Insider Trading March 2, 2026

InnSuites CEO Disposes $82.99 Million in Shares; Company Confirms Small Semi-Annual Dividend

James F Wirth reduces stake through a single sale while InnSuites Hospitality Trust reiterates its long-running dividend practice

By Ajmal Hussain IHT
InnSuites CEO Disposes $82.99 Million in Shares; Company Confirms Small Semi-Annual Dividend
IHT

InnSuites Hospitality Trust reported an executive share sale by President and CEO James F Wirth on February 25, 2026, and separately announced a semi-annual dividend set for February 9, 2026. The insider transaction totaled $82,991,377 and left Wirth with just over 6.02 million shares. The dividend continues the company's 56-year record of annual payouts.

Key Points

  • CEO James F Wirth sold 8,822 shares at $9,407.32 per share, totaling $82,991,377.
  • After the sale Wirth directly owns 6,024,613 shares of InnSuites Hospitality Trust.
  • InnSuites declared a $0.01 per share semi-annual dividend payable February 9, 2026 to shareholders of record January 27, 2026, continuing a 56-year tradition of annual dividend payments.

InnSuites Hospitality Trust disclosed that James F Wirth, the companys President and Chief Executive Officer, sold 8,822 shares of InnSuites common stock on February 25, 2026. The shares were sold at a per-share price of $9,407.32, producing a gross transaction value of $82,991,377.

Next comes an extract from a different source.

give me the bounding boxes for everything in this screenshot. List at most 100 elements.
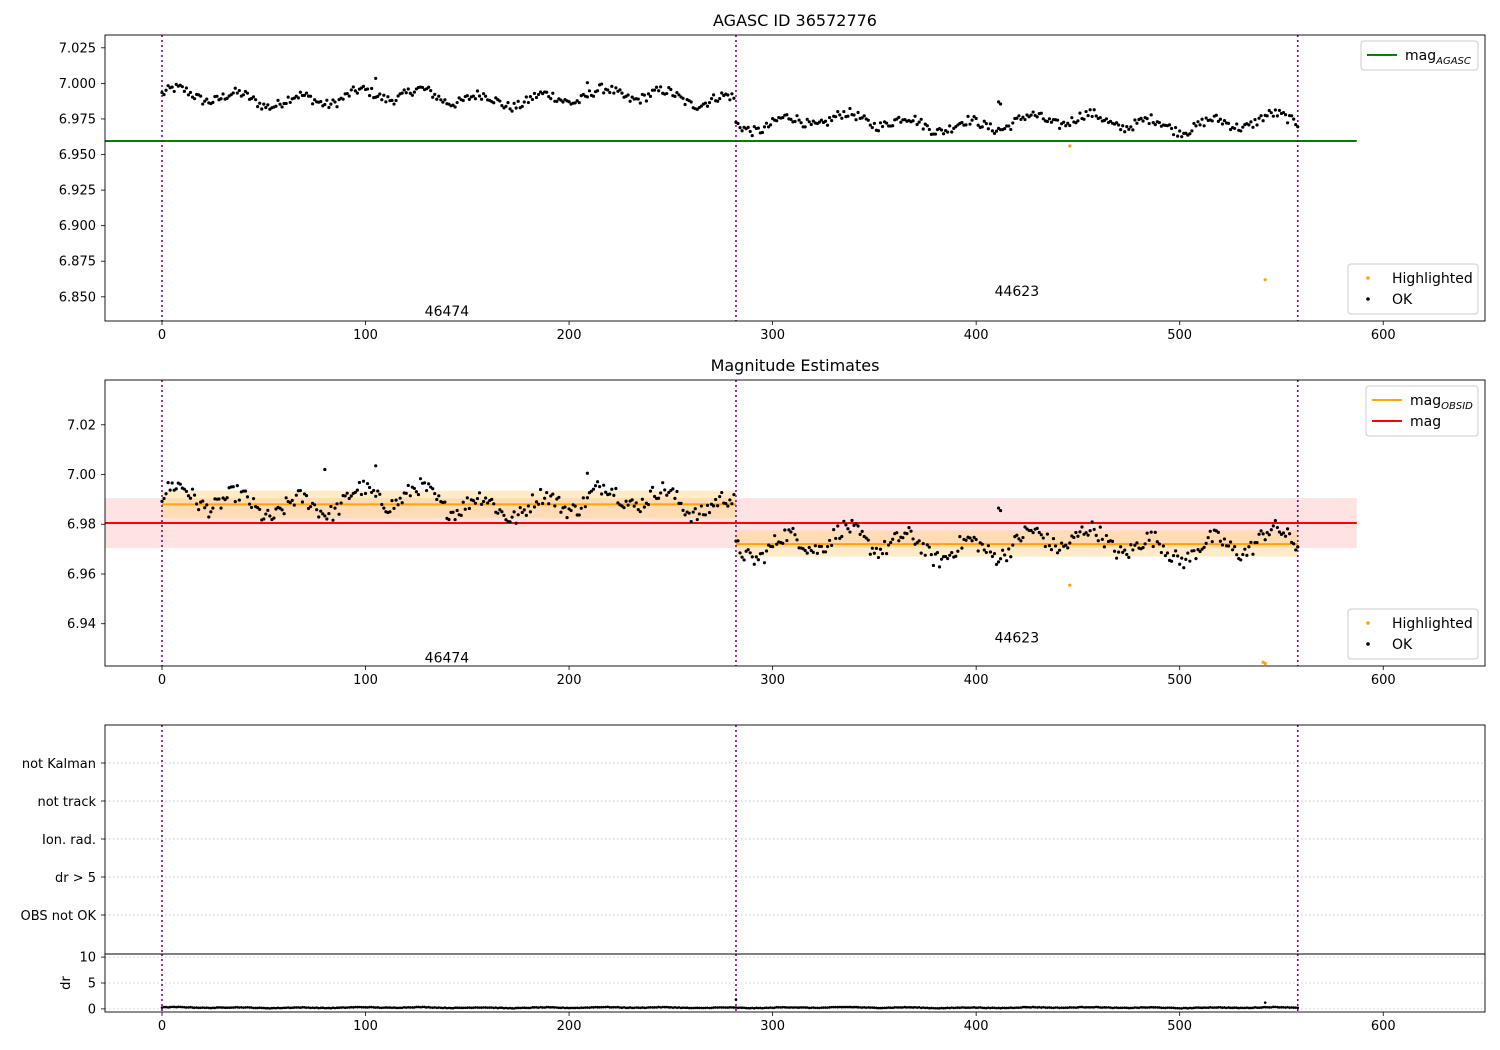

Following the disposition, Wirth is recorded as directly owning 6,024,613 shares of InnSuites Hospitality Trust. The filing reports the post-transaction holding without further explanation for the sale.

Separately, the company announced a semi-annual dividend of $0.01 per share. The dividend will be payable on February 9, 2026, to shareholders of record as of January 27, 2026. The companys announcement, dated January 12, 2026, notes that this payment represents a continuation of InnSuites Hospitality Trusts 56-year tradition of making annual dividend distributions.

Both developments were presented as part of the companys ongoing communications to investors. The insider sale and the dividend declaration were disclosed in company filings and announcements, with the sale showing the precise trade size and price and the dividend notice providing the record and payment dates.

For investors focused on ownership dynamics and income policy, the filings provide two clear data points: a large, single-day sale by the CEO and a modest semi-annual cash distribution consistent with a long-standing payout record. The disclosure of Wirths remaining share count sets a clear baseline for his direct ownership after the sale. The dividend schedule and the stated continuation of the firms multi-decade dividend practice provide context on the companies stated commitment to returning cash to shareholders.


Summary

James F Wirth executed a sale of 8,822 InnSuites shares at $9,407.32 per share on February 25, 2026, totaling $82,991,377. After the sale he owns 6,024,613 shares. InnSuites also declared a $0.01 per share semi-annual dividend payable February 9, 2026, to holders of record January 27, 2026, an action the company described as continuing its 56-year tradition of annual dividend payments.


Key points

  • Executive transaction - The companys President and CEO sold 8,822 shares at $9,407.32 per share for a total of $82,991,377.
  • Post-sale ownership - After the trade, James F Wirth is recorded as directly holding 6,024,613 shares.
  • Dividend policy - A $0.01 per share semi-annual dividend will be paid February 9, 2026 to shareholders of record January 27, 2026, described by the company as a continuation of a 56-year tradition of annual dividends.

Sectors affected - Hospitality and public equity markets.


Risks and uncertainties

  • Motivation for the insider sale is not disclosed - The filing reports the transaction details but does not provide reasons for the CEOs sale.
  • Market interpretation - Investors may reassess valuation or sentiment based on the size of the sale, but the companys disclosure does not indicate any operational change.
  • Dividend continuity is announced but future payments are not guaranteed - The company states the payment continues a long tradition, but the announcement covers the specific upcoming semi-annual dividend only.

Notes - The filings list specific dates, share amounts, and dollar figures for the sale and the dividend record and payment dates. No additional commentary or rationale was included in the disclosures.

Risks

  • The filing does not disclose the reason for the CEOs share sale, leaving intent unclear.
  • Market participants may interpret the sizable insider sale differently, potentially affecting investor sentiment in hospitality and related equity markets.
  • The dividend announcement covers a single semi-annual payment and does not guarantee future distributions beyond the stated continuation of the companys long-standing practice.